If Bryant comes up and lights it up, nobody is going to remember 12 days.

So step back Boras. The Cubs didn’t make up these service rules, but they are idiots if they don’t take advantage of them. Sure, your job is to make as much money for your clients and yourself as possible. We get that. But accusing a team of not wanting to win is ridiculous. Long-term winning requires cost control of young players. You know that. You’re just frustrated. Go buy yourself a Porsche. You’ll feel better.

What Cubs fans are concerned about is Javier Baez being sent to the minors. The alarming lack of contact that plagued him in his callup last season continued this spring. At what point does this stop being a case of adjusting slowly and become a permanent flaw? We’re not there yet by a long shot. But still …

We know Bryant’s star will rise. We just have to wait a couple of weeks. It’s not as clear if all of Baez’s talents will come together, though.

We just have to wait. As usual.

You can reach me at Patrick@CubsFanTherapy.com.

Goodbye paper All-Star ballots

So MLB is eliminating paper All-Star ballots at stadiums in favor of online voting. Now what? Is someone going to tell me I have to get rid of my cassette tapes and parachute pants? C’mon.

All right, I’m not really an old curmudgeon, so I understand that this makes sense. Bloomberg reported that 80 percent of ballots cast last season were online and that 16 million paper ballots went unused. Trees everywhere are breathing a sigh of relief.

But generations of fans are feeling pangs of nostalgia. Filling out your All-Star ballot(s) was a rite of summer. And we all had our different techniques.

I took a two-prong approach. I filled out homer ballots until my hand couldn’t hold a pencil. That meant Bill Buckner, Ivan DeJesus, Manny Trillo, Dave Kingman, even Steve Ontiveros. Yes, in 1978 I voted for Ontiveros over Mike Schmidt, Pete Rose and Ron Cey. On A LOT of ballots.

I can still picture clearly scanning the ballot for Cubs and wondering how a city the size of Chicago couldn’t get all our players into the game.

After a million homer ballots, though, I’d start to feel a little guilty. I knew some, many, most of the Cubs I was voting for didn’t really deserve to play in the Midsummer classic. So I’d sigh and I’d fill out one or maybe two ballots based on who I really felt deserved to be an All-Star that year. Hey, I didn’t want to make a mockery of the process. I must admit, however, that I skipped over some very deserving Cardinals over the years.

Worried about stuffing the ballot, I’d walk around the concourse spreading out my ballots in different collection boxes.

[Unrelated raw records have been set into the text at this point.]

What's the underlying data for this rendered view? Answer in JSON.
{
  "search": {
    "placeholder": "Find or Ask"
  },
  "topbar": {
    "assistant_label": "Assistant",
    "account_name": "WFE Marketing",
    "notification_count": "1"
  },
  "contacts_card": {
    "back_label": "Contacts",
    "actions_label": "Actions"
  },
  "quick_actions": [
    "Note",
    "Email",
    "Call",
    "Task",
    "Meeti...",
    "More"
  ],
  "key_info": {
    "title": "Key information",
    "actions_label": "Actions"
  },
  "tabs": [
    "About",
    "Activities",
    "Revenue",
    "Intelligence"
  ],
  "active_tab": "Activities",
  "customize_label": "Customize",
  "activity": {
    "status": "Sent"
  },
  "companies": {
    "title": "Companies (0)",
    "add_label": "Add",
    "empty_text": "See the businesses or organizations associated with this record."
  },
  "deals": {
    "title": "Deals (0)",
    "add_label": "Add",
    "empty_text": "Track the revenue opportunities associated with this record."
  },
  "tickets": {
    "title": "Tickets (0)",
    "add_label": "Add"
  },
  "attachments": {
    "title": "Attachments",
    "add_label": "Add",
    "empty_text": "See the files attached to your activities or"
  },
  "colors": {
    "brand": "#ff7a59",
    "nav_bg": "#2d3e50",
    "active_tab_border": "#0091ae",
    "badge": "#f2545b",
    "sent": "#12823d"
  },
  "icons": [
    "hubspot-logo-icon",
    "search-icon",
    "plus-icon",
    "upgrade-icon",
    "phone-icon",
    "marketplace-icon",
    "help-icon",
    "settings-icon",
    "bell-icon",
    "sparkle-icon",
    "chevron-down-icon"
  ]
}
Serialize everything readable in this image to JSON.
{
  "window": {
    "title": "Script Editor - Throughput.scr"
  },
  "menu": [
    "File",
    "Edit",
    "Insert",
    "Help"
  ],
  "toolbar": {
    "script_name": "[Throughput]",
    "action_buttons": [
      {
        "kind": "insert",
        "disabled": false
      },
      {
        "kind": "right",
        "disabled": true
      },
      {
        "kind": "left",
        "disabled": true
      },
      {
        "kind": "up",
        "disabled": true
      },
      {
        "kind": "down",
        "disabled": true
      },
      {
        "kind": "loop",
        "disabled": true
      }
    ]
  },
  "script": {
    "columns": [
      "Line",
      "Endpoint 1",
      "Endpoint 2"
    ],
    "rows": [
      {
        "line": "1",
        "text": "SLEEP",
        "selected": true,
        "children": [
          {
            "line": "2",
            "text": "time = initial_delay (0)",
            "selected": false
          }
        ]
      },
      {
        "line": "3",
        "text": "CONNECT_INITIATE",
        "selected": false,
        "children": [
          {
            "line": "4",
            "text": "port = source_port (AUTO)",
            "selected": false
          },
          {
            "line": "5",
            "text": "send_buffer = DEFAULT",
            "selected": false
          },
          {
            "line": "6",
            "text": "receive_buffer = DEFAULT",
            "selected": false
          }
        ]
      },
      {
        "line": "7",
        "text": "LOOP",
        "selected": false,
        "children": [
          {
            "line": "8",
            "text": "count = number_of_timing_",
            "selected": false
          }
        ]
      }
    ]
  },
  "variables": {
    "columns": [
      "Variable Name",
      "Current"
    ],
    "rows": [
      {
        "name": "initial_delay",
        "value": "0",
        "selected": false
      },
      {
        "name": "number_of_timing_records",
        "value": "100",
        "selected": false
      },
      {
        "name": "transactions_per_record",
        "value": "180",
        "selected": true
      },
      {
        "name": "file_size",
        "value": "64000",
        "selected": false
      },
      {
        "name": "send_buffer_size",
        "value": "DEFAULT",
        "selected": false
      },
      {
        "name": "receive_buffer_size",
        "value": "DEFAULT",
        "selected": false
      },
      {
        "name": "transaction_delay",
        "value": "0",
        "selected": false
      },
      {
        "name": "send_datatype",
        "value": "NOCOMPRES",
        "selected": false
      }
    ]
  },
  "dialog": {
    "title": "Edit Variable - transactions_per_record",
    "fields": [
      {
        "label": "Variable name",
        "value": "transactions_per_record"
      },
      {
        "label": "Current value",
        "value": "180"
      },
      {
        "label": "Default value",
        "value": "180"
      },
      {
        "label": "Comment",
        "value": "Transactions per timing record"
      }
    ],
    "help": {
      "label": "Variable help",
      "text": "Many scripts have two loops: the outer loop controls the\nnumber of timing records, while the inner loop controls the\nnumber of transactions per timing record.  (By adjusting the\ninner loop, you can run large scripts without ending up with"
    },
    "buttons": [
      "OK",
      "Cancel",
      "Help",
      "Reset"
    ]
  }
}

But I was convinced that my votes would make the difference in DeJesus finally getting the recognition he deserved. He never did. But I tried. I was a real Cubs fan who exercised my right to vote. And when you’re a kid, you don’t get that many chances in life to have your voice heard.

And now it’s over. No more paper ballot, no more feel of that heavy card stock. No more stuffing an actual ballot box.

But it’s not a bad thing. Truth be told, I’ve already been voting online for years. I’ve even wondered out loud why they still printed all those ballots in an age when someone can sit in their seat with an iPhone and vote to their hearts content.

Yet I still mourn, and we all know why. It’s the same reason my dad talked wistfully of his 1956 Chevy that only started half the time. He ended up with more reliable cars, but the loss of that car meant another sliver of his youth had been carved away.

Yesterday, I overheard my wife trying to describe vinyl records, cassettes and even CDs to my 5-year-old son. You could tell the talk meant more to her, and to me eavesdropping, than it did to him. Yes, it’s way easier to download music, to get in the car and have your tunes magically crank up through Bluetooth. Sure, it’s a better process to vote for All-Stars digitally.

But vinyl albums, Pac-Man, Thriller, muscle cars and even paper All-Star ballots were the things that made us us back then. I want to make clear that I did not have parachute pants.

But hey, we had to grow up, and before we knew it, we defined our lives in different ways. Jobs, kids, houses …

But some things remain the same. We still get to vote for All-Stars. We can still stuff the digital ballot box with Cubs. It’s time to get clicking.